Mosbacher characterised The Critic as covering the cultural issues that underpin Brexit. The Times Literary Supplement described it as having a resemblance to The Spectator, with a mission "to criticize the critics". An editorial from the first issue in 2019 attacked "the closed mind", whose "high priests" are found in the universities, "the civil service, the BBC, the courts, the churches, the arts and the quangos". The Critic has been described as combining "more radical forms of populism and more communitarian forms of conservatism", and "[flirting] with the outer-most limits of respectable nationalism". It is considered to be opposed to net-zero targets, and "wokeness".

In January 2020, Mosbacher said that the magazine planned to introduce a paywall if subscriber numbers increased to allow the magazine to become self-sufficient.
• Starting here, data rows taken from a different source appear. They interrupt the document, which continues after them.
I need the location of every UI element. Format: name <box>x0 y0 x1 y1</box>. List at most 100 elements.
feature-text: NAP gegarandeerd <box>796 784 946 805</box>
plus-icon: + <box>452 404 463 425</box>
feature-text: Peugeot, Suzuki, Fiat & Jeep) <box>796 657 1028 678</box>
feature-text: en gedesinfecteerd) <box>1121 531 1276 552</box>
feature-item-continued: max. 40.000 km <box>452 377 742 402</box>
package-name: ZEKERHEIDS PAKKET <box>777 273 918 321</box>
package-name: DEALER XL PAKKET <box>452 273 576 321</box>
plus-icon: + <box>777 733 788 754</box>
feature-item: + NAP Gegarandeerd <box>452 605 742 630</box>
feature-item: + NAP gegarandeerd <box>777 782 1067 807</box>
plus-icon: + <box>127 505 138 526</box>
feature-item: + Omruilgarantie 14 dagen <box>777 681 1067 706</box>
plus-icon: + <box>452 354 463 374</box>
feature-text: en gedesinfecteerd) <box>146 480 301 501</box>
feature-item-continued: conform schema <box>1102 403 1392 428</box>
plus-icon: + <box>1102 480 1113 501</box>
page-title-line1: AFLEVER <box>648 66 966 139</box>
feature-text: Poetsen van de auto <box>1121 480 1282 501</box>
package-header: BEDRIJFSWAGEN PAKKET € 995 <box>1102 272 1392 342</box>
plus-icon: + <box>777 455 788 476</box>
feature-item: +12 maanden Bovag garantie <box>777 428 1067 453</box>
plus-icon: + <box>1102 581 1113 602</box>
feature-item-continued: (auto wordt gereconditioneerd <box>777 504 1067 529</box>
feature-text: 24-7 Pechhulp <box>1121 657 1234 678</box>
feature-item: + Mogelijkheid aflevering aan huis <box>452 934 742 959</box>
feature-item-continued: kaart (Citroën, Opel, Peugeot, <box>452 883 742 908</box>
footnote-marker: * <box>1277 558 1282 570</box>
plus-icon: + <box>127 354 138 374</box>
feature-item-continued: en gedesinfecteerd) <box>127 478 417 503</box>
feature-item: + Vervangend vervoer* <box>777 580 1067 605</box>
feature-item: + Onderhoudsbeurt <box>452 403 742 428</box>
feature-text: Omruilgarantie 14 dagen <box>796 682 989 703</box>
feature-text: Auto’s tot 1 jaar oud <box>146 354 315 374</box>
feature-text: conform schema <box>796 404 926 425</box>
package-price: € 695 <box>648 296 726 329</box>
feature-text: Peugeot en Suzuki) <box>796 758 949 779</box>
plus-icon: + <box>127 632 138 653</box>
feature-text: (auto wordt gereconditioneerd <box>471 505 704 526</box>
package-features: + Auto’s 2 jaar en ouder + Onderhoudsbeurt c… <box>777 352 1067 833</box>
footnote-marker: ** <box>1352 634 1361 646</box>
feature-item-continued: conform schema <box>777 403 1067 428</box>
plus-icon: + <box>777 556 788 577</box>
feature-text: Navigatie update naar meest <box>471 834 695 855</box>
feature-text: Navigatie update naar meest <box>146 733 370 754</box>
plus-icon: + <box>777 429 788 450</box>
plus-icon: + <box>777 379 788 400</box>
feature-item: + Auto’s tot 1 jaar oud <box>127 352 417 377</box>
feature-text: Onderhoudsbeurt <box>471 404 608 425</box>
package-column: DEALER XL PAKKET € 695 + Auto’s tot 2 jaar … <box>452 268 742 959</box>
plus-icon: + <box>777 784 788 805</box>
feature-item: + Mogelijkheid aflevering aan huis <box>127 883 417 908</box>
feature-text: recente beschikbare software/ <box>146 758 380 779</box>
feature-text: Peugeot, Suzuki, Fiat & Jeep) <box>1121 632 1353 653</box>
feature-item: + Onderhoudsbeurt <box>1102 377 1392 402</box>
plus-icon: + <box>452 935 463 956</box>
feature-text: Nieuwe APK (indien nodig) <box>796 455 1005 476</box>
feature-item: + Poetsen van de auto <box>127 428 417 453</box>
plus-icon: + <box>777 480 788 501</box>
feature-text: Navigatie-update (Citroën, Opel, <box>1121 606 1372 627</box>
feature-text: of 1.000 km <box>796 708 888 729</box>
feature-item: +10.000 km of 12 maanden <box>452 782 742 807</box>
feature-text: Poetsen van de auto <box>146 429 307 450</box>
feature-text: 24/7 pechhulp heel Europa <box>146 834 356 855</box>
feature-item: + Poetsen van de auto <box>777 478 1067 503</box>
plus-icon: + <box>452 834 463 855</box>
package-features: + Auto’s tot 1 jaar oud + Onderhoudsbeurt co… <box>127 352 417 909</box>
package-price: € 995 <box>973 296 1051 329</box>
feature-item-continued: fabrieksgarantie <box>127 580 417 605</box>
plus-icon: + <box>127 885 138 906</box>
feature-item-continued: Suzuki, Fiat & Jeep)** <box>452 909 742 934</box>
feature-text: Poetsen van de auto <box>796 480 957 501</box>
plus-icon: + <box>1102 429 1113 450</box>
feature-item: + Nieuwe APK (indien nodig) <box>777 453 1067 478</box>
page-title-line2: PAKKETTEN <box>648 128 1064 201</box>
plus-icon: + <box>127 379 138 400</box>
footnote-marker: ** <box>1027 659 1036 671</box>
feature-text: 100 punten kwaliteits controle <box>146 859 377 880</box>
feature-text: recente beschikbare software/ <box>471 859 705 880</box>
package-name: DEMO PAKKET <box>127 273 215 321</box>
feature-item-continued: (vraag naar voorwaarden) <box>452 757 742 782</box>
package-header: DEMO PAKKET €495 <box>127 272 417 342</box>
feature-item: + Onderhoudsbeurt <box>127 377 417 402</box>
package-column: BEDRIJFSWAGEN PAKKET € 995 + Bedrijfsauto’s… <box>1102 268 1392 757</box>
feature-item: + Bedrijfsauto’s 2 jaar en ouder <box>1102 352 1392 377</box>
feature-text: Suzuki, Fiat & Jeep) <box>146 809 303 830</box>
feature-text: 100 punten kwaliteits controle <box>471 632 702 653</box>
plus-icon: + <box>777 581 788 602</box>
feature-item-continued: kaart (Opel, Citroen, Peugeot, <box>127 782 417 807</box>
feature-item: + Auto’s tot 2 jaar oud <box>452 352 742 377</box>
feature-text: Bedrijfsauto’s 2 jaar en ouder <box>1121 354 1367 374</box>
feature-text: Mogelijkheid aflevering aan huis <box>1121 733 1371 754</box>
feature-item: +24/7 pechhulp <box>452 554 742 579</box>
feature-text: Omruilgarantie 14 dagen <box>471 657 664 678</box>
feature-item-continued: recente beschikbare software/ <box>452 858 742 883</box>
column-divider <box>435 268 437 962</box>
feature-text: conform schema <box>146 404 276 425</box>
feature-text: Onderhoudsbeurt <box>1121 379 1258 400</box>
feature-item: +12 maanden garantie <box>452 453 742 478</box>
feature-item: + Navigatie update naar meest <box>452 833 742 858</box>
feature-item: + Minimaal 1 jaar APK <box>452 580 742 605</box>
An April 2020 article by John McTernan, former political strategist for Tony Blair, encouraged Keir Starmer to purge "Corbynistas" from the Labour party, saying that "there's no problem with a witch-hunt when there really are witches to hunt".

In July 2020, after historian David Starkey was forced to apologise for an interview comment in which he referred to "so many damn blacks in Africa", The Critic decided to retain him as a columnist, expressing opposition to cancel culture. The Sunday Times noted that Starkey's column in the then latest issue of The Critic concerned Black Lives Matter.

== Reception ==
In his essay wishing success for the new publication, David Goodhart, founder of Prospect, remarked, "Does the world need another magazine of tastefully-written, somewhat contrarian, conservatively-inclined thinking? Probably not." Peter Wilby of the New Statesman responded, "I would say probably yes, so why do we never get one?"

Solomon Hughes in the Morning Star derided The Critic, along with Standpoint and UnHerd, as "rich men's megaphones", which in contrast to left-wing publications, "rely on millionaires more than actual readers". He said that such magazines are treated seriously by the mainstream press in part because of their "glossy" presentation, but more so "because they will pay a slumming mainstream journalist very well".

Josh White, writing in Battleground, said, "Any Conservative who is aggrieved by the lack of social cohesion in the wake of austerity may pick up the mag and feel his (usually his) prejudices reaffirmed".

openDemocracy criticised Hosking's opposition to net-zero, and that of the publications he funds, noting his substantial financial interest in the fossil fuel industry.